On Tuesday, March 10, 2009, the Los Angeles Board of Education voted to send layoff notices to some 9,000 LAUSD teachers.  Hundreds of teachers and students showed up at the meeting to protest the lay-offs.  One of them was Alex Caputo-Pearl, lead teacher at the Social Justice and Law Academy at Crenshaw High School.  Below is his account of what happened.

Amidst crisis, United Teachers Los Angeles (UTLA) has come upon a moment in which it can most crystallize what it means to be a social justice union.  The union has the opportunity to wage a direct, impactful, and widely public fight around class size, school reform, high-needs schools, and the status of newer teachers – a direct fight that has the potential to build alliances with thousands of parents, students, union members, and community organizations.

A major step was taken down the road towards social justice unionism on Tuesday, March 10, when UTLA officers and rank-and-file organized a civil disobedience action to stop the LAUSD School Board from voting to lay off 10,000 employees, over half classroom teachers, with a significant portion being permanent employees, and over half being probationary contract employees.  Dramatic ripple effects of such lay-offs include a racially- and class-discriminatory impact on high-needs schools, which are harder to staff, depend more on probationary contract teachers, and would be disrupted more by lay-offs of probationary contract employees. 

Lay-offs would balloon class sizes and issue a direct attack on innovative school reforms, which often occur with the deep involvement of newer, probationary contract teachers.  The Southern California economy would have to withstand more unemployment in a time of economic crisis.

On March 10, Los Angeles and the country (CNN and other stations carried the story) got a glimpse of what a fight around these issues could look like. 

Two hundred teachers and parents of all ages disrupted the School Board meeting in the middle of the work day and refused to leave, calling for the Board not to vote for lay-offs.  The Board eventually left, and the police cleared the room except for those 60 willing to be arrested.  Dozens of media cameras, microphones, and reporters encircled the protesters.
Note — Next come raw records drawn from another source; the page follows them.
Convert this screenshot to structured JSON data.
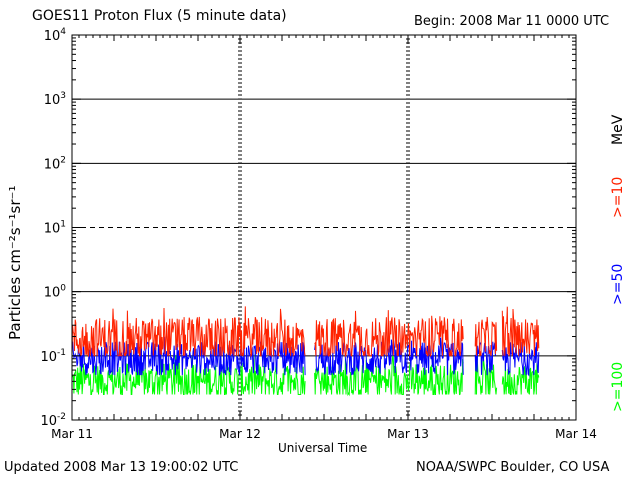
{
  "header": {
    "title": "GOES11 Proton Flux (5 minute data)",
    "begin": "Begin: 2008 Mar 11 0000 UTC"
  },
  "footer": {
    "updated": "Updated 2008 Mar 13 19:00:02 UTC",
    "credit": "NOAA/SWPC Boulder, CO USA"
  },
  "chart_data": {
    "type": "line",
    "title": "GOES11 Proton Flux (5 minute data)",
    "xlabel": "Universal Time",
    "ylabel": "Particles cm⁻²s⁻¹sr⁻¹",
    "yscale": "log",
    "ylim": [
      0.01,
      10000
    ],
    "xlim": [
      0,
      3
    ],
    "x_tick_labels": [
      "Mar 11",
      "Mar 12",
      "Mar 13",
      "Mar 14"
    ],
    "y_tick_labels": [
      {
        "base": "10",
        "exp": "4"
      },
      {
        "base": "10",
        "exp": "3"
      },
      {
        "base": "10",
        "exp": "2"
      },
      {
        "base": "10",
        "exp": "1"
      },
      {
        "base": "10",
        "exp": "0"
      },
      {
        "base": "10",
        "exp": "-1"
      },
      {
        "base": "10",
        "exp": "-2"
      }
    ],
    "reference_lines": [
      {
        "value": 1000,
        "style": "solid"
      },
      {
        "value": 100,
        "style": "solid"
      },
      {
        "value": 10,
        "style": "dashed"
      },
      {
        "value": 1,
        "style": "solid"
      },
      {
        "value": 0.1,
        "style": "solid"
      }
    ],
    "legend_unit": "MeV",
    "series": [
      {
        "name": ">=10",
        "color": "#ff2200",
        "typical": 0.18,
        "min": 0.1,
        "max": 0.6
      },
      {
        "name": ">=50",
        "color": "#0000ff",
        "typical": 0.09,
        "min": 0.05,
        "max": 0.2
      },
      {
        "name": ">=100",
        "color": "#00ff00",
        "typical": 0.04,
        "min": 0.025,
        "max": 0.11
      }
    ],
    "data_gaps": [
      [
        1.39,
        1.44
      ],
      [
        2.33,
        2.4
      ],
      [
        2.53,
        2.56
      ],
      [
        2.78,
        3.0
      ]
    ]
  }
}
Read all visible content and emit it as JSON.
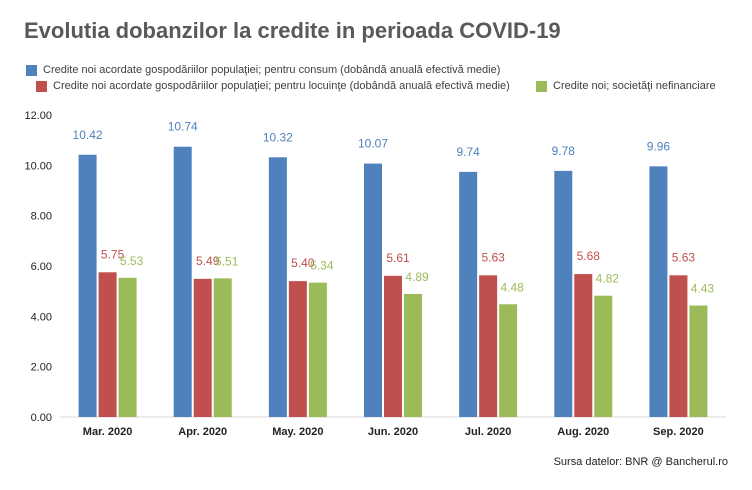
{
  "chart_data": {
    "type": "bar",
    "title": "Evolutia dobanzilor la credite in perioada COVID-19",
    "categories": [
      "Mar. 2020",
      "Apr. 2020",
      "May. 2020",
      "Jun. 2020",
      "Jul. 2020",
      "Aug. 2020",
      "Sep. 2020"
    ],
    "series": [
      {
        "name": "Credite noi acordate gospodăriilor populaţiei; pentru consum (dobândă anuală efectivă medie)",
        "color": "#4f81bd",
        "label_color": "#4f81bd",
        "values": [
          10.42,
          10.74,
          10.32,
          10.07,
          9.74,
          9.78,
          9.96
        ]
      },
      {
        "name": "Credite noi acordate gospodăriilor populaţiei; pentru locuinţe (dobândă anuală efectivă medie)",
        "color": "#c0504d",
        "label_color": "#c0504d",
        "values": [
          5.75,
          5.49,
          5.4,
          5.61,
          5.63,
          5.68,
          5.63
        ]
      },
      {
        "name": "Credite noi; societăţi nefinanciare",
        "color": "#9bbb59",
        "label_color": "#9bbb59",
        "values": [
          5.53,
          5.51,
          5.34,
          4.89,
          4.48,
          4.82,
          4.43
        ]
      }
    ],
    "ylim": [
      0,
      12
    ],
    "yticks": [
      "0.00",
      "2.00",
      "4.00",
      "6.00",
      "8.00",
      "10.00",
      "12.00"
    ],
    "grid": false,
    "legend_position": "top"
  },
  "source_text": "Sursa datelor: BNR @ Bancherul.ro"
}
Parents and teachers gave speeches about their stories — to each other and to the media.  Probationary teachers, majority teachers of color, stood up and spoke about their commitment to the students, their direct involvement in reform in high-needs schools, and their overall anger about being threatened.  Parents and grandparents from ACORN spoke on their commitment to work with teachers and to defend public education, and their perspective as working class parents whose families depend upon public services.

The protesters received word that the Board had, in private chambers that would raise legal questions, voted 5-2 in favor of the lay-offs, class size increases, and destruction of reform.  In part because of the presence of the media, the police refused to arrest the protesters.  Though the defeat of the Board vote weighed heavily on people’s shoulders, the protesters could already get a sense of the tactical victory that would come with the expansive media coverage, generally sympathetic to the teachers and parents.  And, the arrests of these leaders could be saved for another day soon.  

The day culminated when the protesters marched out, greeted by hundreds of supporters and even more media.  The picture perfect arrival of 70-80 students from the Coalition for Educational Justice chapters at LA High, Crenshaw, Dorsey, and Washington high schools (all high-needs schools) was a highlight — with the students coming in strong with their own independent chants and artistic banners, a clear understanding of the issues, and unbounded energy.

Now, UTLA and its allies have a chance to build on this.  Small guerilla actions are happening where District offices are being "pink slipped," parent/community forums are happening, and there is talk of a one-day, illegal strike.  In this crisis, the fight to protect the most vulnerable is necessary — and, it is also a golden opportunity to teach ourselves, our students and their families, and the public about what a transformation to a social justice union could really look like.